EEPROM was written to be familiar to arduino developers - it supports reading and writing single bytes at a given address. Flashee aims to make writing numbers and strings easier with streams, which can be convenient when writing lots of different types of data. It saves the user from having to split everything into bytes, and automatically keeps track of the address to write the next item to.
writer.writeString("My name is Fred");
I hope that’s a fair comparison - I’ve tried to be unbiased, but of course full disclaimer, I wrote the flashee library!
@mdma, thanks for the help with this! I’m going to ask a crap ton of questions, of course, because I’m new to C as well as to Spark. I have never dealt with flash memory of any kind before, except for my computer’s SSD and a thumb drive, but those are filesystem formatted.
The first question I pose to you, and anyone else in the community, is:
How do I read the data back out? This is an excerpt from the github README.md.
To store data:
flash->writeString("Hello World!", 0);
This writes the string to the flash memory starting at address 0.
To retrieve data:
flash->read(buf, 0, 13)
I see that you can read data with the read() function, but according to this you have to know how long that data is. What if I store an arbitrary string and I don’t know how long it will be?

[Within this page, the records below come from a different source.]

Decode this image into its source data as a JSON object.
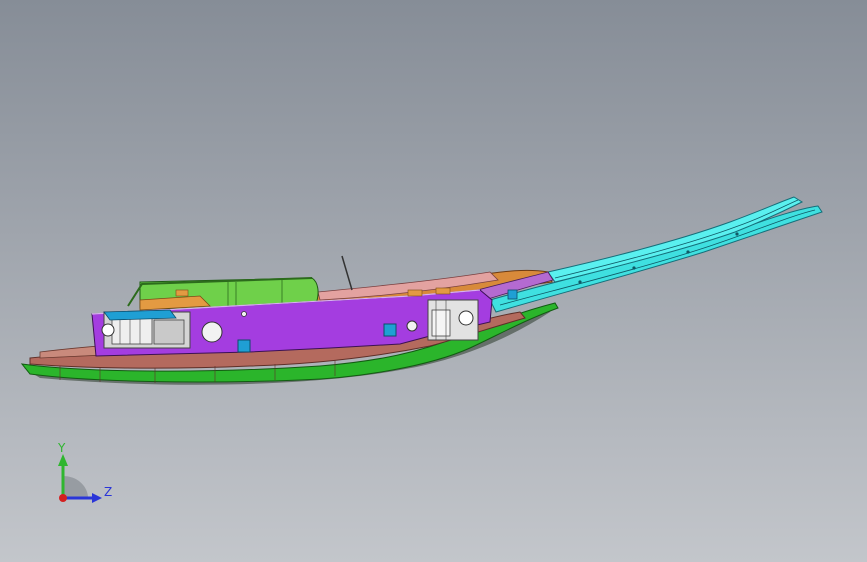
{
  "viewport": {
    "background_top": "#868d97",
    "background_bottom": "#c3c6cb"
  },
  "model": {
    "parts": [
      {
        "name": "base-plate",
        "color": "#2bb52b"
      },
      {
        "name": "base-layer",
        "color": "#b46a5e"
      },
      {
        "name": "side-frame",
        "color": "#a43de0"
      },
      {
        "name": "upper-cover",
        "color": "#6fd04a"
      },
      {
        "name": "guide-rail",
        "color": "#3fe0e0"
      },
      {
        "name": "top-plates",
        "color": "#d88a3a"
      },
      {
        "name": "brackets",
        "color": "#e6e6e6"
      },
      {
        "name": "clamp-blocks",
        "color": "#1f9fd4"
      }
    ]
  },
  "triad": {
    "y_label": "Y",
    "z_label": "Z",
    "y_color": "#2fb62f",
    "z_color": "#2a35d8",
    "x_color": "#d32020"
  }
}
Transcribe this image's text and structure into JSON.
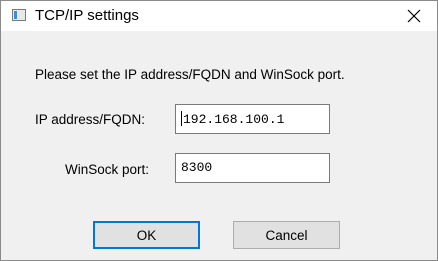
{
  "window": {
    "title": "TCP/IP settings",
    "close_glyph": "×",
    "icon": "app-window-icon"
  },
  "dialog": {
    "instruction": "Please set the IP address/FQDN and WinSock port.",
    "ip_label": "IP address/FQDN:",
    "ip_value": "192.168.100.1",
    "port_label": "WinSock port:",
    "port_value": "8300"
  },
  "buttons": {
    "ok_label": "OK",
    "cancel_label": "Cancel"
  },
  "colors": {
    "accent": "#0078d7",
    "dialog_background": "#f0f0f0"
  }
}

Obviously this question does not follow the approach we talked out earlier by using a series of bytes to represent time chunks, but I am also considering just writing time strings to the flash and reading them back to enable total granular control down to the minute.

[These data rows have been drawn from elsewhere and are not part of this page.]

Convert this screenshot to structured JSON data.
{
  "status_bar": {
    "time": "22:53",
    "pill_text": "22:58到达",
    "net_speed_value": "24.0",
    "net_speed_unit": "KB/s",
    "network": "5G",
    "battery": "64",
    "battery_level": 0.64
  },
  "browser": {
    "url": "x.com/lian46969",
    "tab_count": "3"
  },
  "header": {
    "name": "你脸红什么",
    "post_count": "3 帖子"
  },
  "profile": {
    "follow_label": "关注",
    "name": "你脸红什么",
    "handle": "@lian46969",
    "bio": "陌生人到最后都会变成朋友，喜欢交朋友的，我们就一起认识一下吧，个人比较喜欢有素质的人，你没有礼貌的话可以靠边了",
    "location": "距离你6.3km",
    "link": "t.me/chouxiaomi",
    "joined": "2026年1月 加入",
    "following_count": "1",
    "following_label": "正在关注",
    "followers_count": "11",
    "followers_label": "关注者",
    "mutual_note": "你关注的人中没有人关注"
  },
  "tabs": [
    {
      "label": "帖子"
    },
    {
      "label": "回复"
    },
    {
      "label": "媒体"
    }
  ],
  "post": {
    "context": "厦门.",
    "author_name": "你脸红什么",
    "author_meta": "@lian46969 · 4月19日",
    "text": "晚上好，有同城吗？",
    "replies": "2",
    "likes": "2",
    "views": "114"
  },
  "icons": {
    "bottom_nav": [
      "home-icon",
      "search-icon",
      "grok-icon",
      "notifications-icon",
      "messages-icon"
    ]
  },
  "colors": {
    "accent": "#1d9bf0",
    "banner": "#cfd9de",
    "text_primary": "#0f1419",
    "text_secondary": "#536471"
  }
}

So, to reiterate, how do I read data back out if I don’t know the exact length of a string? Is there an end of string marker I could look for while looping through each byte individually?
Ok, well I figured out how to use the “streaming” example to read and write strings. I’d still like to know how you’d know how long a string is in the previous example though.

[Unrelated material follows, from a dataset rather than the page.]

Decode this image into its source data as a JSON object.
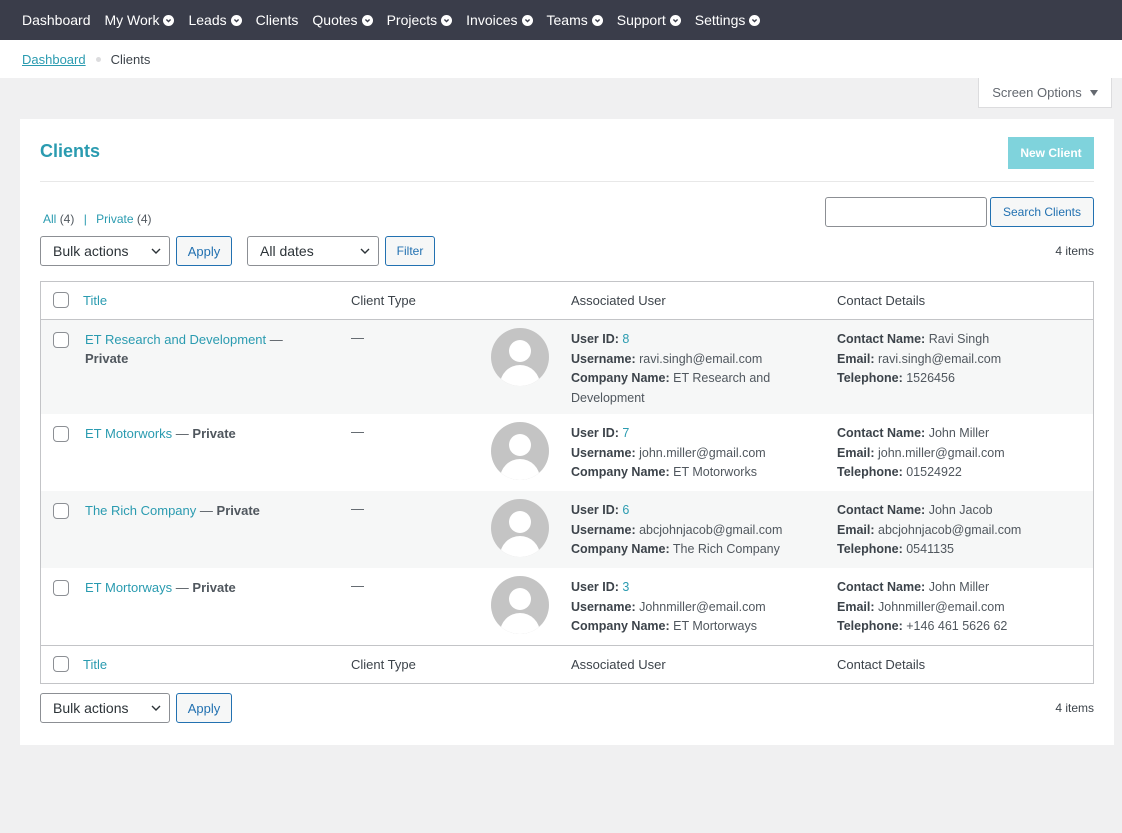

Another question: Is it possible to store a struct in memory using your library? Would I just have to store all the struct member’s data sequentially for each instance of the struct, then read them out into new instances in a FIFO manner?
Good question! Yes, you shouldn’t really have to know the length.
I can add “String” to the writeString() interface (I had intended to do that initially, since using
String is much easier than messing about with char arrays.)
With String added, you wouldn’t need to know how big the string is.
Yes, it’s quite easy to store a struct. If you’re using the streaming interface, it’s like this:
// fill out the struct as you normally would
// ... then later
Writing to the device it’s:
// fill out the struct as you normally would
device->write(&myStruct, sizeof(myStruct), someAddress);
// ... then later on
device->read(&myStruct, sizeof(myStruct), someAddress);
The main difference is that the streaming interface takes care of remembering the current address.
This is a good question - I’ll add the info to the docs!